Integrated with Alibaba Cloud Log Service, you can analyze the access logs of a Server Load Balancer instance to understand the behavior and geographical distribution of client users and troubleshoot problems.

What are access logs?

The access logs collect detailed information of all requests sent to a Server Load Balancer instance, including the request time, client IP address, latency, request URL, server response, and so on. As the entry of Internet access, Server Load Balancer receives massive client requests. You can use access logs to analyze user behavior and geographical distribution, and troubleshoot.

After you enable the SLB access logs, you can store the access logs in the Logstore of SLS to collect and analyze the access logs. You can also disable access logs at any time.

There is no extra fee for Server Load Balancer access logs. You only need to pay for the Log Service.

  • Only Layer-7 Server Load Balancer supports configuring access logs and this function is available in all regions now.
  • Make sure that the HTTP header value does not contain ||, otherwise, the exported logs may be misplaced.

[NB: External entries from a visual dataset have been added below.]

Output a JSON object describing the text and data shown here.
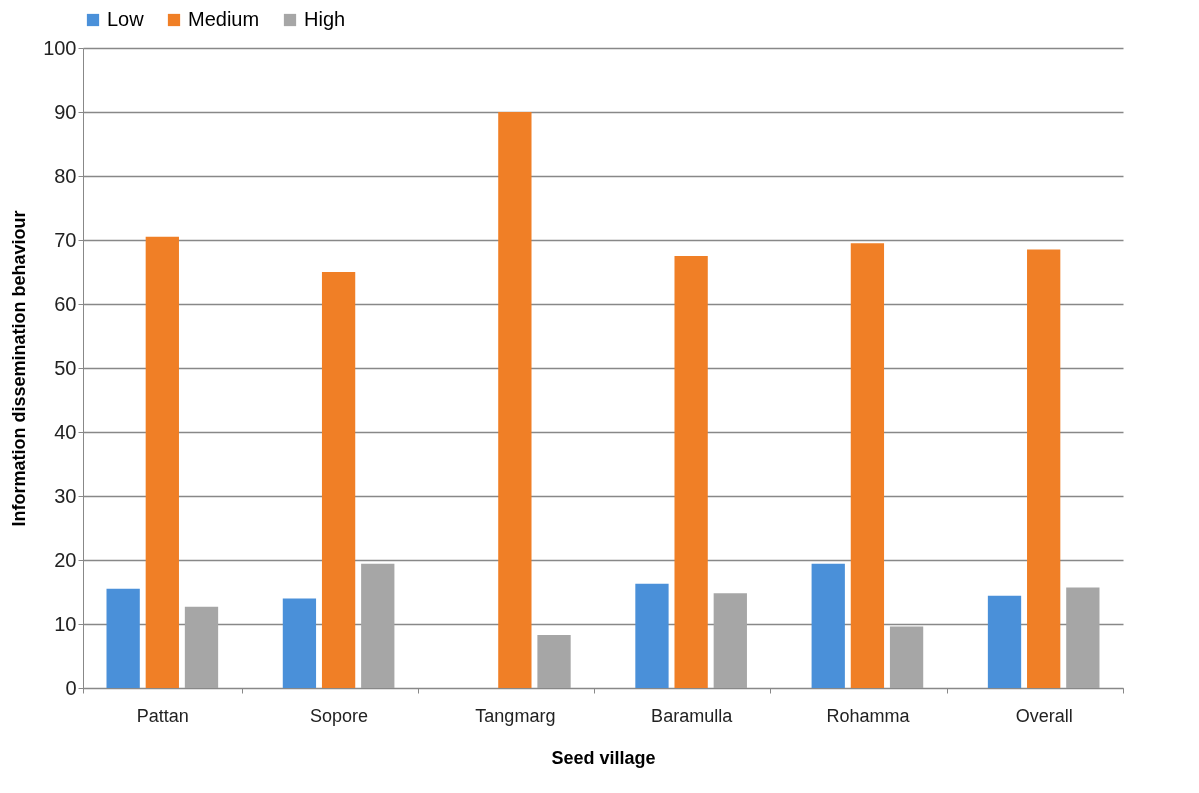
{
  "chart_data": {
    "type": "bar",
    "xlabel": "Seed village",
    "ylabel": "Information dissemination behaviour",
    "categories": [
      "Pattan",
      "Sopore",
      "Tangmarg",
      "Baramulla",
      "Rohamma",
      "Overall"
    ],
    "series": [
      {
        "name": "Low",
        "color": "#4a90d9",
        "values": [
          15.5,
          14,
          0,
          16.3,
          19.4,
          14.4
        ]
      },
      {
        "name": "Medium",
        "color": "#f07f26",
        "values": [
          70.5,
          65,
          90,
          67.5,
          69.5,
          68.5
        ]
      },
      {
        "name": "High",
        "color": "#a6a6a6",
        "values": [
          12.7,
          19.4,
          8.3,
          14.8,
          9.6,
          15.7
        ]
      }
    ],
    "ylim": [
      0,
      100
    ],
    "yticks": [
      0,
      10,
      20,
      30,
      40,
      50,
      60,
      70,
      80,
      90,
      100
    ],
    "grid": "y",
    "legend": "top"
  }
}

The following are benefits of Server Load Balancer access logs:

  • Easy to use

    Free developers and maintenance staff from tedious and time-consuming log processing so that they can concentrate on business development and technical research.

  • Cost-effective

    Access logs are typically massive. Processing access logs takes a lot of time and consumes a lot of resources. With Log Service, the access log processing is faster and cost-effective than self-build open-source solutions. Log Service can analyze one hundred million logs in one second.

  • Real-time

    Scenarios such as DevOps, monitoring, and alerting require real-time log data. Traditional data storage and analysis tools cannot meet this requirement. For example, it takes long time to ETL data to Hive where a lot of time is spent on data integration. Powered by its powerful big data computing capability, Log Service can process and analyze access logs in seconds.

  • Flexible

    You can enable or disable Server Load Balancer access logs according to the instance specification. Additionally, you can set the storage period (1 to 365 days) as needed and the Logstore's capacity is scalable to meet increasing service demands.

Configure access logs

Before configuring access logs, make sure:
  1. A Layer-7 listener is added.
  2. Log Service is activated.
To configure access logs, complete these steps.
  1. Log on to the SLB console.
  2. In the left-side navigation pane, click Logs > Access Logs.
  3. Select a region.
  4. Click Authorize, and then click Confirm Authorization Policy to authorize Server Load Balancer to write logs to Log Service.
    If you are using a RAM account, the primary account must perform authorization. For more information, see Authorize a RAM user to use access logging.
    Note This operation is required only at the first time.
  5. On the Access Logs page, find the target Server Load Balancer instance and click Configure Logging.
  6. Select the LogProject and LogStore of Log Service and then click OK.

    If there is no available LogStore, click Log Service console to create log projects.

    Note Make sure that the name of the LogProject is globally unique and the region of the LogProject is the same as that of the Server Load Balancer instance.

Search and analyze access logs

After configuring Server Load Balancer access logs, you can search and view logs using the following indexing fields.

Field Description
body_bytes_sent The size of HTTP body (in byte) sent to the client.
client_ip The client IP.
host The host header in the request.
http_user_agent The received http_user_agent header in the request.
request_length The length of the request including startline, HTTP header and HTTP body.
request_method The request method.
request_time The interval between the time the Server Load Balancer receives the first request and the time the Server Load Balancer returns a response.
request_uri The URI of the received request.
Slbid The ID of the Server Load Balancer instance.
status The status of the SLB response.
Upstream_addr The IP address and port number of the backend server.
upstream_response_time The interval between the time Server Load Balancer sends a request to the backend server and the time Server Load Balancer sends a response to the client.
upstream_status The response status code of the backend server received by SLB.

Search access logs

To search access logs, complete these steps:

  1. Go to the log search page. You can navigate to the search page from the Server Load Balancer console or the Log Service Console:
    • From the Server Load Balancer console:
      On the Access Logs page, click View Logs.

    • From the Log Service Console:
      On the Logstores page, click Search of the target Logstore.

  2. Click the target log field to view detailed information.
  3. Enter an SQL statement to query access logs.
    For example, enter the following SQL statement to query the Top20 clients, which is used for analyzing the request resource to assist business decision-making.
    * | select ip_to_province(client_ip) as client_ip_province, count(*) as pv group by
          client_ip_province order by pv desc limit 50

Analyze access logs

You can analyze access logs through the dashboard, which provides rich graphic information.

To analyze access logs, complete these steps:

  1. On the Log Service console, click the project link of the SLB instance.
  2. In the left-side navigation pane, click Search/Analytics - Query > Dashboard, and then click the name of the access log.

Disable access logging

To disable access logging, complete these steps:

  1. Log on to the SLB console.
  2. In the left-side navigation pane, click Logs > Access Logs.
  3. Select a region.
  4. On the Access Logs page, find the target instance and click Delete to disable access logging.

  5. In the displayed dialog box, click OK.